WASHINGTON, United States, Monday December 22, 2014 – The average life expectancy for men and women around the world has risen by about six years over the past two decades, according to the findings of one of the most comprehensive studies of global health ever conducted.
The increase is mainly due to advances in health care, with longer lifespans in richer countries largely attributed to a drop in deaths related to heart disease, and poorer countries experiencing declines in the death of children from ailments such as malaria, pneumonia and diarrhoea.
Yet while global deaths from infectious disease dropped by about 25 percent during the period under review, the number of deaths linked to non-communicable diseases increased by about 40 percent.
Non-communicable diseases, often related to diet and lifestyle and including diabetes, cancer, and heart disease, tend to be chronic and debilitating and are often more expensive to treat.
“That’s a very profound shift and it will affect how countries deal with the future health of their populations,” said Christopher Murray, lead author of the study and director of the Institute of Health Metrics and Evaluation (IHME) at the University of Washington, which oversaw the analysis.
The research was part of the Global Burden of Disease Study conducted by an international team of more than 700 researchers led by IHME and funded by the Bill & Melinda Gates Foundation.
The study, which was published last week in the journal Lancet, analysed annual deaths from 240 different causes in 188 countries from 1990 to 2013.
Scientists use the data to decide what areas of medical research to pursue; governments use the data to make policy decisions, and donors use the data to decide which areas of global health they should support.
Overall, the latest IHME study estimates that global life expectancy for men increased by 5.8 years and 6.6 years for women.
In India, which is predicted to become the world’s most populous country in less than twenty years, life expectancy increased from 57.3 years to 64.2 years for males, and from 58.2 years to 68.5 years for females, according to the study.
In many places, improved disease prevention and treatment efforts have seen mortality rates plummet.

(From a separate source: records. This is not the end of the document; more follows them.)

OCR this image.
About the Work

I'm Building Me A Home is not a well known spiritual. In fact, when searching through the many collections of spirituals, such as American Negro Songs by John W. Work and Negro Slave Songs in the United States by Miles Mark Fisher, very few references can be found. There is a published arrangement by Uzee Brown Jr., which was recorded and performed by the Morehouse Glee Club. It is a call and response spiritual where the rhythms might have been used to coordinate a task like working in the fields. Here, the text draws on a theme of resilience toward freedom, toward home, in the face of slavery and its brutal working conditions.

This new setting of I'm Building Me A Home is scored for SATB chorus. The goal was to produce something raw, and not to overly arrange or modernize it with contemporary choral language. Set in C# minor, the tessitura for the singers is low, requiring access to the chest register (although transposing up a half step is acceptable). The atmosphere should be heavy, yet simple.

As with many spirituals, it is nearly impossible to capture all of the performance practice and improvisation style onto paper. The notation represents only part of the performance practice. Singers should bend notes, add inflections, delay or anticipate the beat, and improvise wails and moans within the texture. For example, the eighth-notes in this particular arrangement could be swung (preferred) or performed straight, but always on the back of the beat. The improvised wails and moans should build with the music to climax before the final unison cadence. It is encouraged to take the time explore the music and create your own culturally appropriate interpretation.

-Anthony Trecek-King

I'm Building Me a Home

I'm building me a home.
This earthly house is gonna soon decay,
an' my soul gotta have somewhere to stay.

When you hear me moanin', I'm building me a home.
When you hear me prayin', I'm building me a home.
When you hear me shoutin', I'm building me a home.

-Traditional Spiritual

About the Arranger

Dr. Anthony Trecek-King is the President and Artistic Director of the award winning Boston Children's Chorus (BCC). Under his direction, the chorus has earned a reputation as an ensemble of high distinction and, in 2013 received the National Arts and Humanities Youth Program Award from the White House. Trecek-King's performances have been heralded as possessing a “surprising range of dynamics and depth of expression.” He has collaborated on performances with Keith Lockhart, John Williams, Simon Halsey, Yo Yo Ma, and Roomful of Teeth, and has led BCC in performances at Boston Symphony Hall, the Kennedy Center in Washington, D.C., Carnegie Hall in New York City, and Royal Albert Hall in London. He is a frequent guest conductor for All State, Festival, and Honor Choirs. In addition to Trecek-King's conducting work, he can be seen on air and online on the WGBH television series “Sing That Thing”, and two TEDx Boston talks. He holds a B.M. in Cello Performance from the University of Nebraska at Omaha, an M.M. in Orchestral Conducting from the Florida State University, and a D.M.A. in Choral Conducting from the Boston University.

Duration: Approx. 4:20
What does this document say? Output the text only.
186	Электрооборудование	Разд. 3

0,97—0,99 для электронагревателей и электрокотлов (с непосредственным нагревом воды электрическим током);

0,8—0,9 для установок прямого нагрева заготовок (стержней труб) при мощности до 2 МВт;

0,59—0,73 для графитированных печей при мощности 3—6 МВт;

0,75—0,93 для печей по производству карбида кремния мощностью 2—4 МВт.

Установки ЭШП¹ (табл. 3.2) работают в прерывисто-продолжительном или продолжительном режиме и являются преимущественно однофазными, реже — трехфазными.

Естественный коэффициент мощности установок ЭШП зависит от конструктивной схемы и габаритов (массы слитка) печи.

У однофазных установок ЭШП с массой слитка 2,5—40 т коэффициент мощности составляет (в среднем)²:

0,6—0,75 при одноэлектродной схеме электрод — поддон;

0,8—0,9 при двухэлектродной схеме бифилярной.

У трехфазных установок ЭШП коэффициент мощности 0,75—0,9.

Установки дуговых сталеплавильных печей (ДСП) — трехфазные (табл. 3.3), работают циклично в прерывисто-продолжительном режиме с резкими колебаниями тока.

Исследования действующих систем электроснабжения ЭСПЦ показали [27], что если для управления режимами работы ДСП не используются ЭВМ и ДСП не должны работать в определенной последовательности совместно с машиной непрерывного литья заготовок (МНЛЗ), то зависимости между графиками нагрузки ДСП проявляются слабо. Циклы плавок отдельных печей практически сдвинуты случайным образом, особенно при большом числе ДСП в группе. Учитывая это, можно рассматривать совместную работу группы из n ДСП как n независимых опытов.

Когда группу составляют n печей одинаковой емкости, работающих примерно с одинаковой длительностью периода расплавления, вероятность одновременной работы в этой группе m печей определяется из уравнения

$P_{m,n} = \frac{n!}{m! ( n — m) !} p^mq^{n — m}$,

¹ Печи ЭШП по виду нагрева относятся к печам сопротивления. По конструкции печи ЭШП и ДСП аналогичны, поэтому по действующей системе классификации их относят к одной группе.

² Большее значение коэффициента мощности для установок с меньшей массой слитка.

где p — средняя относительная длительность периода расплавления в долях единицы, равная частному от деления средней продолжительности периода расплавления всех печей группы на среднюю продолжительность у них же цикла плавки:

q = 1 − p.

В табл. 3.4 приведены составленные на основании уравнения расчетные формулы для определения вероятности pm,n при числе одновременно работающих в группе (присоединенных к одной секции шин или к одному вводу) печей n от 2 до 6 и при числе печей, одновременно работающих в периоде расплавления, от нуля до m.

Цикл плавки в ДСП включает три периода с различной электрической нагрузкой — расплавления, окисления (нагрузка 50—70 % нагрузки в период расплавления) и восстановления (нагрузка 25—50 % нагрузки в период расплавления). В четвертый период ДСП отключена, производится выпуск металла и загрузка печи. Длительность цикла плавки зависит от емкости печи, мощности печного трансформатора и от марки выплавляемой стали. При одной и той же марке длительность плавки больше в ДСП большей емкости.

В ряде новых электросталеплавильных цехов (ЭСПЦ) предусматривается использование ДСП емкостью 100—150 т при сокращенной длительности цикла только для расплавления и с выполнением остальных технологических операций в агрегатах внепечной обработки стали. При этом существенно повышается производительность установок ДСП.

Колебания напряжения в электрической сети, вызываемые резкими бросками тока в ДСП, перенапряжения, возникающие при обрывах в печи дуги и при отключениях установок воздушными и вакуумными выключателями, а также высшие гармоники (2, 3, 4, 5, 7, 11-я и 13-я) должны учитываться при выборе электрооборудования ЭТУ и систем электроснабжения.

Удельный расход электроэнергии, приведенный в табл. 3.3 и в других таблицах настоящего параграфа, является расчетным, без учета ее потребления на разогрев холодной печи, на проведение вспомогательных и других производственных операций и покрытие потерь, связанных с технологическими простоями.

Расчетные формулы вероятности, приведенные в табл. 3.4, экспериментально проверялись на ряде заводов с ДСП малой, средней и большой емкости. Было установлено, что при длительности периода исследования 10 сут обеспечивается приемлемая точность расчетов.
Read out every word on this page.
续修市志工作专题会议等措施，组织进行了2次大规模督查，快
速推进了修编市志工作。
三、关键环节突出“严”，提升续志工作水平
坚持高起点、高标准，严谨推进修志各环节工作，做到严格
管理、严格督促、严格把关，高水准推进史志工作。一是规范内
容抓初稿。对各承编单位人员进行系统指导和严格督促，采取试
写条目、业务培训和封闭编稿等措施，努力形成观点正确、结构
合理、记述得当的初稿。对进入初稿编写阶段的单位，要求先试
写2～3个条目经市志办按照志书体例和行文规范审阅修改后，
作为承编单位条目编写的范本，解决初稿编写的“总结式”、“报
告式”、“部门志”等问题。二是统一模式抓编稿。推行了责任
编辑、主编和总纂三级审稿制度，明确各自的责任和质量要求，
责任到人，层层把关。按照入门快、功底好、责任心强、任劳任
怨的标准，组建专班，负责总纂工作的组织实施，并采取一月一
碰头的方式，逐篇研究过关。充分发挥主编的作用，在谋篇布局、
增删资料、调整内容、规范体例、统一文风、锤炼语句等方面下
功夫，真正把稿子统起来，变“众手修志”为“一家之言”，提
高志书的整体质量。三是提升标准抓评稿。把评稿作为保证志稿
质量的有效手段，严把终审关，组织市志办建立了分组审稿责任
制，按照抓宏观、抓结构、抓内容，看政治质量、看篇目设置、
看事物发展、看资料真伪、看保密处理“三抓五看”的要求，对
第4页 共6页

Deaths from diarrhoea alone have fallen by 51 percent.
The exception is southern sub-Saharan Africa, where HIV/AIDS has shortened lifespans by an average of five years since 1990.
In spite of significant strides in prevention and treatment, HIV/AIDS remains the biggest cause of premature death in more than a dozen sub-Saharan countries.
The World Health Organization (WHO) compiles similar data, with its last update of health statistics published earlier this year and spanning the 2000-12 period.
While it lacked the extensive sweep of the IHME analysis, the WHO also concluded that the average global life expectancy had increased by six years since 1990.